Recently, the Investor Responsibility Research Center Institute (IRRCi) published a follow-up to its initial 2012 study on "controlled" companies, entitled "Controlled Companies in the Standard & Poor's 1500: A Follow-up Review of Performance & Risk."  A "controlled" company is one in which more than 50% of the voting power for the election of directors is held by an individual, a group or another company (Nasdaq Equity Rule 5615(c)(1) and NYSE Listed Company Manual §303A.00).  The follow-up study analyzes the long-term performance and risk profiles of controlled companies in the S&P 1500 Composite Index as of July 31, 2015.  Some key findings include:

  • The number of controlled companies in the S&P 1500 decreased by 8% between 2012 and 2015.
  • Nearly 70% of controlled companies operated in one of three sectors: Consumer Discretionary (40%), Industrials (16.2%) and Consumer Staples (12.4%).
  • From 2005 to 2015, the average market cap of controlled companies increased from $8.3 billion to $20.6 billion.
  • Controlled companies with multiple classes of stock underperformed compared to non-controlled companies with respect to total shareholder returns, revenue growth, return on equity and dividend payout rations.  However, controlled companies outperformed non-controlled companies with respect to return on assets.
  • Director tenures at controlled companies were longer than at non-controlled companies.  The proportion of controlled companies where board members averaged at least 15 years of board service was more than 17% higher than at non-controlled companies.  Almost 80% of controlled companies also had no new nominees on their boards – roughly 10% higher than at non-controlled companies.
  • Women and minority directors were less common at controlled companies compared to non-controlled companies.
  • A lower proportion of board members had financial expertise at controlled companies compared with non-controlled companies.
  • Average CEO pay at controlled companies with a multi-class capital structure was three times higher (by approximately $7.2 million) than at single-class controlled companies and was more than 40% higher (by approximately $3.3 million) than at non-controlled companies.

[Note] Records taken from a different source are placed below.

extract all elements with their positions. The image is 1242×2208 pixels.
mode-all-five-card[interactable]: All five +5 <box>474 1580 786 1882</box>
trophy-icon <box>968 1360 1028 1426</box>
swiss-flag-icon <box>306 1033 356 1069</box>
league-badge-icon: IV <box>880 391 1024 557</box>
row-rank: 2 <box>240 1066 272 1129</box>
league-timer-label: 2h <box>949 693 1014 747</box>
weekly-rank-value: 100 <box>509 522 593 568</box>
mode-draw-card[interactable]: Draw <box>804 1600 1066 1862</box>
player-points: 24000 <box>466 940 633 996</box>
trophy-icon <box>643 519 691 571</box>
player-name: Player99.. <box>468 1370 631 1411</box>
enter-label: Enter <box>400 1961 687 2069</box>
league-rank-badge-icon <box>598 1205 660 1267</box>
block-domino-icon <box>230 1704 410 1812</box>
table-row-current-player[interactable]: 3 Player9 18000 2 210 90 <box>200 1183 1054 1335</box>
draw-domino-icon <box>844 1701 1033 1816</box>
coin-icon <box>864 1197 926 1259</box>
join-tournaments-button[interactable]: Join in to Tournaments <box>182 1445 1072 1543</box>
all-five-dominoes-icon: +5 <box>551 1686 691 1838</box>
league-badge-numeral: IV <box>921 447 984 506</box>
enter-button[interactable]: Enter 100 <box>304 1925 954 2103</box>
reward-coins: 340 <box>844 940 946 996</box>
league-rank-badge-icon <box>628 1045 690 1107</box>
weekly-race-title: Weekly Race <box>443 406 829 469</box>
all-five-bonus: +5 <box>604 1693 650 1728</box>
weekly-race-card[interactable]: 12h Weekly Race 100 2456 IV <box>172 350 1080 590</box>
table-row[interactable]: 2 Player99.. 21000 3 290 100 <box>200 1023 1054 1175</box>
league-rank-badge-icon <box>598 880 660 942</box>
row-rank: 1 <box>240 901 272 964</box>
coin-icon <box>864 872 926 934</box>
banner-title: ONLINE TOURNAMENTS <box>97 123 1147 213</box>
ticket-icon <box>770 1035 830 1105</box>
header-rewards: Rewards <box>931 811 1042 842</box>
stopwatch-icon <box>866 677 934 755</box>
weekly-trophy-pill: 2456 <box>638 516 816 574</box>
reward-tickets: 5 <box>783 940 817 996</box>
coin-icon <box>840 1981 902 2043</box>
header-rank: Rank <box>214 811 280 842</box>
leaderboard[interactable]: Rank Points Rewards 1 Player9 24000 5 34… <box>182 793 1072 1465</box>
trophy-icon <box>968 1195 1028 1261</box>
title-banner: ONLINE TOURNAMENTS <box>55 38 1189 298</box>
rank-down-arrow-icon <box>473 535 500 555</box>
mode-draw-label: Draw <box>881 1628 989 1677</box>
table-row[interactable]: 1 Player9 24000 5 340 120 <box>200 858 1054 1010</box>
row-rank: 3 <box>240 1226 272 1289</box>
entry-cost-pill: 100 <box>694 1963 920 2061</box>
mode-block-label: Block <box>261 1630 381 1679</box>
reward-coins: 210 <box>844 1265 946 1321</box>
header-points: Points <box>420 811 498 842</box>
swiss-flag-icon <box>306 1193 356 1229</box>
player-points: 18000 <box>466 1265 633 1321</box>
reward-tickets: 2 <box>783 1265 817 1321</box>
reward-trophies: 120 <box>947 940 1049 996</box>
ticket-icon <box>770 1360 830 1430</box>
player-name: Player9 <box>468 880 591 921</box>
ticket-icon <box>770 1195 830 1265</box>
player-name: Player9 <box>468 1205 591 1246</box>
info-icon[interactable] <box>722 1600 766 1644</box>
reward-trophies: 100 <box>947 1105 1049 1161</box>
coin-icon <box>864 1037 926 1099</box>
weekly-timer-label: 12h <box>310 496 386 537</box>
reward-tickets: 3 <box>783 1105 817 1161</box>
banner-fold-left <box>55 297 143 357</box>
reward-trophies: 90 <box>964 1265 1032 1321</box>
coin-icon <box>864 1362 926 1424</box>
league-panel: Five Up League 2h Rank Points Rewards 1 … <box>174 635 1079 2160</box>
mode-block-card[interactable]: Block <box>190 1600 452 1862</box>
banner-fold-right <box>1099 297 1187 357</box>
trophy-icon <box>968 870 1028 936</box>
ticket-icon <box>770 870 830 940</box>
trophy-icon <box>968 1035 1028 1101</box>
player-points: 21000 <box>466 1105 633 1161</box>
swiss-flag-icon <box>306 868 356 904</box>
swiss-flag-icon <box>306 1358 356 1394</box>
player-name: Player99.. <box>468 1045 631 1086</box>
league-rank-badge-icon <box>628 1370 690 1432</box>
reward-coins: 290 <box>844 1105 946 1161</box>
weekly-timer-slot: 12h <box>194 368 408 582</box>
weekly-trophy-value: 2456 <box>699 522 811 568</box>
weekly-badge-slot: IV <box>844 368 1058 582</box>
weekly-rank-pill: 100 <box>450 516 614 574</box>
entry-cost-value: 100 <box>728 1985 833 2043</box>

The follow-up study references our recent survey of 580 emerging growth companies ("EGCs") that completed IPOs between 2013 and 2015, entitled "Getting the Measure of EGC Corporate Governance Practices: A Survey and Related Resources."  The follow-up study found that IPOs of companies with multiple classes of voting stock has increased in absolute numbers but declined in percentage terms over the study period (2012-2015) and that the size of these offerings has soared and, as such, investors' market exposure to their potential risks appears to be rising.  In contrast, our EGC survey found that the percentage of EGC IPOs involving controlled companies declined slightly in 2015 (16.9%) compared to the period between 2013 and 2014 (17.1%) and the percentage of EGC IPOs involving multi-class capital structures increased in 2015 (18.1%) compared to the period between 2013 and 2014 (13.8%).  In addition, the existence of a multi-class capital structure does not necessarily mean by itself that a company is controlled.  There are other trends among EGCs (including controlled and non-controlled companies) that are generally beneficial for shareholders, such as a decrease in "super majority" shareholder voting provisions (71% in 2015 compared to 75% in 2013-2014), a decrease in provisions permitting shareholder action by written consent (25% in 2015 compared to 51% in 2013-2104), and an increase in separation of the CEO and Chairman positions (67% in 2015 compared to 60% in 2013-2104).

The IRRCi follow-up study is available at: http://irrcinstitute.org/wp-content/uploads/2016/03/Controlled-Companies-IRRCI-2015-FINAL-3-16-16.pdf.

Our EGC survey is available at: http://media.mofo.com/docs/pdf/150507-EGC-Survey/#?page=0.

Because of the generality of this update, the information provided herein may not be applicable in all situations and should not be acted upon without specific legal advice based on particular situations.